Comment déterminer si les émissions de sport en direct peuvent être protégées par le droit d’auteur?
Un autre aspect qui fait l’objet d’une vive polémique en Chine est la question de savoir si un “signal” de sport en direct – le mot signal se rapportant ici au programme audiovisuel de sport en direct porté par le signal de radiodiffusion – peut être considéré comme une œuvre audiovisuelle plutôt qu’un enregistrement audiovisuel, et donc bénéficier d’une protection à ce titre. La manière de déterminer l’originalité d’une œuvre audiovisuelle par l’expression des plans de caméra et du montage est une question intéressante, que j’ai abordée en profondeur dans mon livre A Study on Copyright Protection of Live Broadcasting Program. Elle n’a cependant toujours pas de réponse claire, et est de longue date sujette à controverse en Chine. Selon la législation chinoise sur le droit d’auteur, la définition d’un enregistrement audiovisuel est analogue à celle qu’en donne la loi allemande sur le droit d’auteur (paragraphe 95). Dans les deux cas, il s’agit d’une image animée ou d’une séquence d’images, qui peut bénéficier d’une protection en tant que droit voisin plutôt qu’au titre du droit d’auteur au sens strict. Toutefois, la portée du droit dans chaque législation est différente.

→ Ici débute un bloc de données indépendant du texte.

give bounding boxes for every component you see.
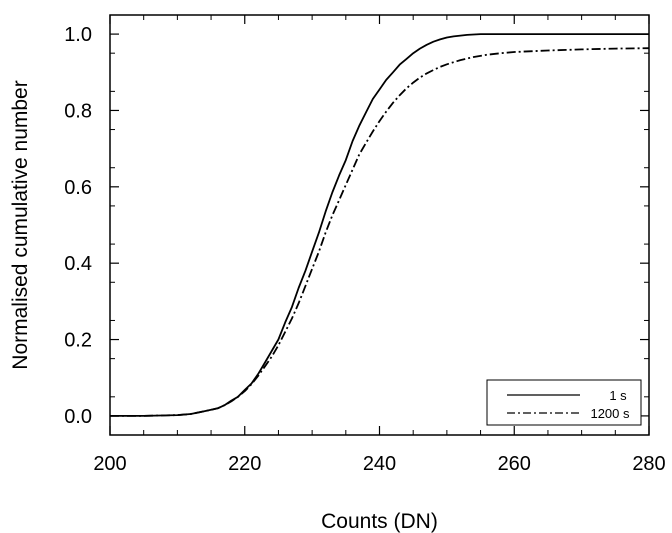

Selon le droit chinois, le titulaire de droits sur un enregistrement audiovisuel ne bénéficie pas d’un droit exclusif et n’a pas le droit d’interdire sa retransmission sur Internet. En Chine, ce débat a été déclenché par un procès célèbre dont a été saisi en 2014 le tribunal populaire du district de Chaoyang à Beijing (affaire numéro 40334 Chao Min (PI) Chu (2014)), au cours duquel furent entendus des arguments relatifs à la nature des programmes de sport en direct au titre de la législation sur le droit d’auteur. Dans cette affaire, le tribunal a déclaré que, s’il n’existe pas de critères d’originalité régis par la loi, l’acte de choisir et d’éditer des images audiovisuelles d’événements sportifs constitue un acte de création. À ce titre, il a estimé que les images audiovisuelles (de retransmission en direct de manifestations sportives) atteignaient un certain degré d’originalité et pouvaient bénéficier d’une protection au titre de la législation chinoise sur le droit d’auteur. Cette affaire largement médiatisée est désormais connue au sein de la communauté juridique chinoise comme “le premier procès sur le caractère protégeable des émissions de sport (en direct) au titre du droit d’auteur”.
Depuis, plusieurs autres tribunaux (voir l’affaire numéro 752 Shi Min (PI) Chu de 2015, et l’affaire numéro 174 Shen Fu Fa Zhi Min Chu de 2015) ont déclaré que les images audiovisuelles de sports en direct ne sont pas suffisamment originales pour bénéficier d’une protection en tant qu’œuvres audiovisuelles (œuvres cinématographiques) et doivent être considérées comme des “enregistrements audiovisuels”, protégés par des droits voisins. Le débat continue de faire rage et l’affaire numéro 40334 fait l’objet d’une nouvelle procédure devant le tribunal populaire supérieur de Beijing.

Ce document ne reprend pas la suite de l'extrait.